Cellphone radiation not hazardous to your health, government scientists say
If you spend a lot of time on your mobile phone, you'll be happy to learn that your habit isn't hazardous to your health, according to a new government safety report.
The findings, released Friday by the National Toxicology Program, reaffirm the agency's previous research.
"The reports don't go much further than what we had reported earlier, and I have not changed the way I use a cellphone," NTP senior scientist John Bucher said in a briefing.
The new evidence is based on experiments with rats and mice that were exposed to radiofrequency radiation for as long as two years. The rodents were bathed in the radiation for 10 minutes at a time, followed by a 10-minute break, for about nine hours a day.
The lowest level of radiation for rats was 1.5 watts per kilogram of body weight, which was equivalent to the maximum amount of exposure allowed for humans, the NTP said. At the high end, rats received 6 watts of radiation per kilogram of body weight.
For mice, exposures ranged from 2.5 to 10 watts per kilogram of body weight.
On the whole, the mice weathered the radiation just fine, with "little indication of health problems," the NTP said in a statement.
The rats didn't fare quite so well.
Both male and female rats exposed to radiation were more likely to experience cardiomyopathy, a disease that causes damage to heart tissue.
In addition, male rats exposed to the highest levels of radiation had an increased incidence of malignant tumors in the tissue that covers nerves in the heart. These nerve sheath tumors, called schwannomas, were not seen in female rats.
The researchers also reported that rats and mice exposed to radiofrequency radiation developed more tumors in the brain, prostate, liver, pancreas, pituitary gland and adrenal gland. But they said they weren't sure whether the radiation was responsible.
Among non-cancer risks, rat pups had lower birth weights when their mothers were exposed to high levels of radiation during pregnancy and while they were nursing. However, the rats ultimately grew to normal size.

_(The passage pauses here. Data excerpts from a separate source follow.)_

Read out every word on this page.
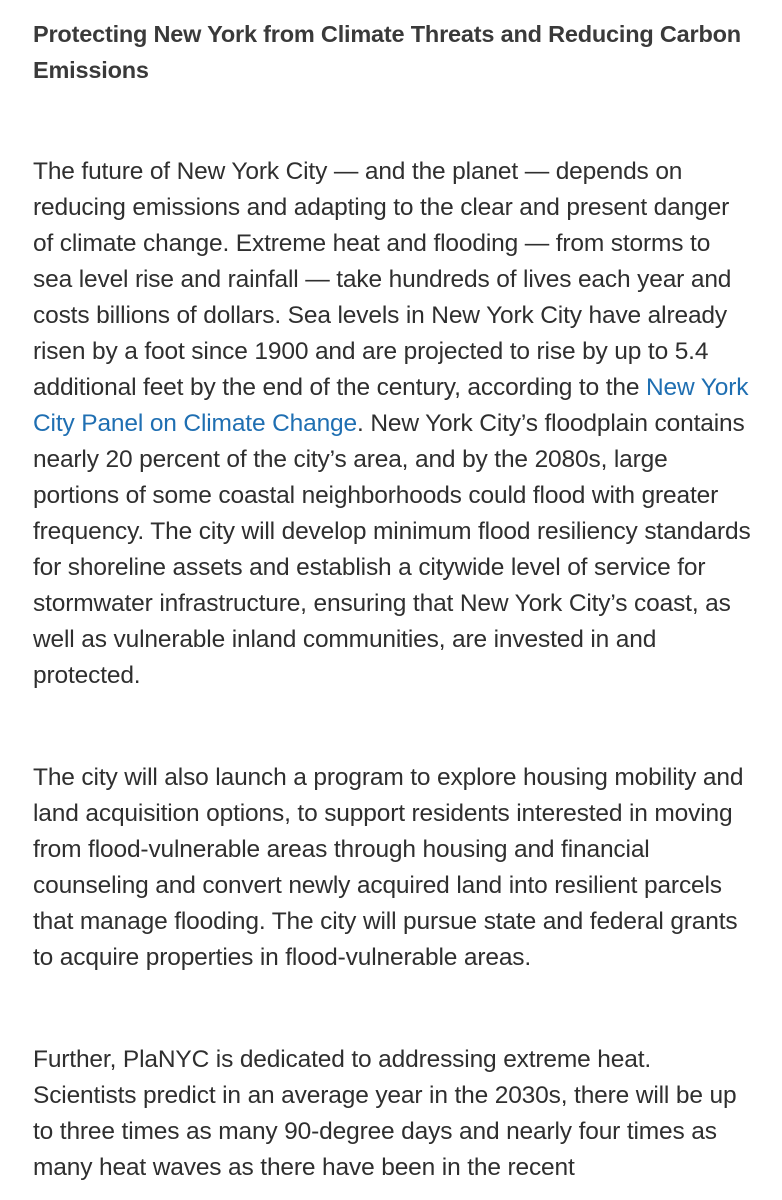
Protecting New York from Climate Threats and Reducing Carbon Emissions

The future of New York City — and the planet — depends on reducing emissions and adapting to the clear and present danger of climate change. Extreme heat and flooding — from storms to sea level rise and rainfall — take hundreds of lives each year and costs billions of dollars. Sea levels in New York City have already risen by a foot since 1900 and are projected to rise by up to 5.4 additional feet by the end of the century, according to the New York City Panel on Climate Change. New York City’s floodplain contains nearly 20 percent of the city’s area, and by the 2080s, large portions of some coastal neighborhoods could flood with greater frequency. The city will develop minimum flood resiliency standards for shoreline assets and establish a citywide level of service for stormwater infrastructure, ensuring that New York City’s coast, as well as vulnerable inland communities, are invested in and protected.

The city will also launch a program to explore housing mobility and land acquisition options, to support residents interested in moving from flood-vulnerable areas through housing and financial counseling and convert newly acquired land into resilient parcels that manage flooding. The city will pursue state and federal grants to acquire properties in flood-vulnerable areas.

Further, PlaNYC is dedicated to addressing extreme heat. Scientists predict in an average year in the 2030s, there will be up to three times as many 90-degree days and nearly four times as many heat waves as there have been in the recent
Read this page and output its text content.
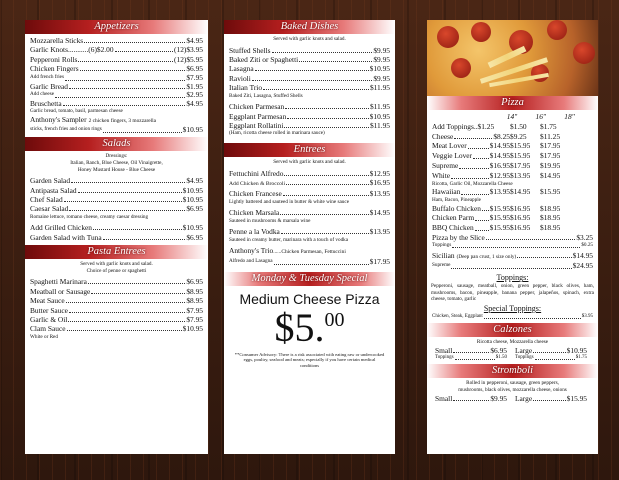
Appetizers
Mozzarella Sticks	$4.95
Garlic Knots...........(6)$2.00	(12)$3.95
Pepperoni Rolls	(12)$5.95
Chicken Fingers	$6.95
Add french fries	$7.95
Garlic Bread	$1.95
Add cheese	$2.95
Bruschetta	$4.95
Garlic bread, tomato, basil, parmesan cheese
Anthony's Sampler 2 chicken fingers, 3 mozzarella
sticks, french fries and onion rings	$10.95
Salads
Dressings:
Italian, Ranch, Blue Cheese, Oil Vinaigrette,
Honey Mustard House - Blue Cheese
Garden Salad	$4.95
Antipasta Salad	$10.95
Chef Salad	$10.95
Caesar Salad	$6.95
Romaine lettuce, romano cheese, creamy caesar dressing
Add Grilled Chicken	$10.95
Garden Salad with Tuna	$6.95
Pasta Entrees
Served with garlic knots and salad.
Choice of penne or spaghetti
Spaghetti Marinara	$6.95
Meatball or Sausage	$8.95
Meat Sauce	$8.95
Butter Sauce	$7.95
Garlic & Oil	$7.95
Clam Sauce	$10.95
White or Red
Baked Dishes
Served with garlic knots and salad.
Stuffed Shells	$9.95
Baked Ziti or Spaghetti	$9.95
Lasagna	$10.95
Ravioli	$9.95
Italian Trio	$11.95
Baked Ziti, Lasagna, Stuffed Shells
Chicken Parmesan	$11.95
Eggplant Parmesan	$10.95
Eggplant Rollatini	$11.95
(Ham, ricotta cheese rolled in marinara sauce)
Entrees
Served with garlic knots and salad.
Fettuchini Alfredo	$12.95
Add Chicken & Broccoli	$16.95
Chicken Francese	$13.95
Lightly battered and sauteed in butter & white wine sauce
Chicken Marsala	$14.95
Sauteed in mushrooms & marsala wine
Penne a la Vodka	$13.95
Sauteed in creamy butter, marinara with a touch of vodka
Anthony's Trio ......Chicken Parmesan, Fettuccini
Alfredo and Lasagna	$17.95
Monday & Tuesday Special
Medium Cheese Pizza
$5.00
**Consumer Advisory: There is a risk associated with eating raw or undercooked eggs, poultry, seafood and meats; especially if you have certain medical conditions
Pizza
14"	16"	18"
Add Toppings..$1.25 $1.50	$1.75
Cheese	$8.25 $9.25	$11.25
Meat Lover	$14.95 $15.95	$17.95
Veggie Lover $14.95 $15.95	$17.95
Supreme	$16.95 $17.95	$19.95
White	$12.95 $13.95	$14.95
Ricotta, Garlic Oil, Mozzarella Cheese
Hawaiian	$13.95 $14.95	$15.95
Ham, Bacon, Pineapple
Buffalo Chicken $15.95 $16.95	$18.95
Chicken Parm $15.95 $16.95	$18.95
BBQ Chicken $15.95 $16.95	$18.95
Pizza by the Slice	$3.25
Toppings	$0.25
Sicilian (Deep pan crust, 1 size only)	$14.95
Supreme	$24.95
Toppings:
Pepperoni, sausage, meatball, onion, green pepper, black olives, ham, mushrooms, bacon, pineapple, banana pepper, jalapeños, spinach, extra cheese, tomato, garlic
Special Toppings:
Chicken, Steak, Eggplant	$3.95
Calzones
Ricotta cheese, Mozzarella cheese
Small	$6.95 Large	$10.95
Toppings	$1.50 Toppings	$1.75
Stromboli
Rolled in pepperoni, sausage, green peppers,
mushrooms, black olives, mozzarella cheese, onions
Small	$9.95 Large	$15.95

Strikingly, the rats exposed to radiation lived longer than rats in an unexposed group that served as controls.
The researchers were at a loss to explain this. Perhaps the radiation reduces inflammation, as is seen in a therapy called microwave diathermy, they said. Or it could just be chance.
"It's a complicated situation here," Bucher said in the briefing. "We're seeing both positive and negative effects in these animals."
Bucher also cautioned that the mice and rats in the study were exposed to far more radiation than humans experience through normal mobile phone use. "So, these findings should not be directly extrapolated to human cellphone usage," he said in the statement.
The experiments used the type of radiation emitted by 2G and 3G networks that handle voice calls and text messages in the U.S. NTP researchers did not test the newer 4G, 4G-LTE and 5G networks used for more data-intensive functions like video streaming.
The report will be reviewed by a panel of outside experts in late March. Independent scientists were critical of claims in a previous NTP study that linked cellphone radiation with tumor risk in the hearts and possibly brains of male rats.
The Food and Drug Administration asked the National Toxicology Program to study the potential effects of the radiation emitted by cellphones in 1999. Back then, little was known about how the increasingly ubiquitous devices might impact human health.
In the nearly 20 years since that request, hundreds of studies by scientists at the NTP and elsewhere have allowed the FDA to say with confidence that "the current safety limits for cellphone radiation remain acceptable for protecting the public health," Dr. Jeffrey Shuren, director of the FDA's Center for Devices and Radiological Health, said in a statement.
"Even with frequent daily use by the vast majority of adults, we have not seen an increase in events like brain tumors," he added.
The FDA and the Federal Communications Commission share responsibility for regulating radiofrequency-emitting devices like wireless phones and televisions.
The National Toxicology Program is based at the National Institute of Environmental Health Sciences, part of the National Institutes of Health.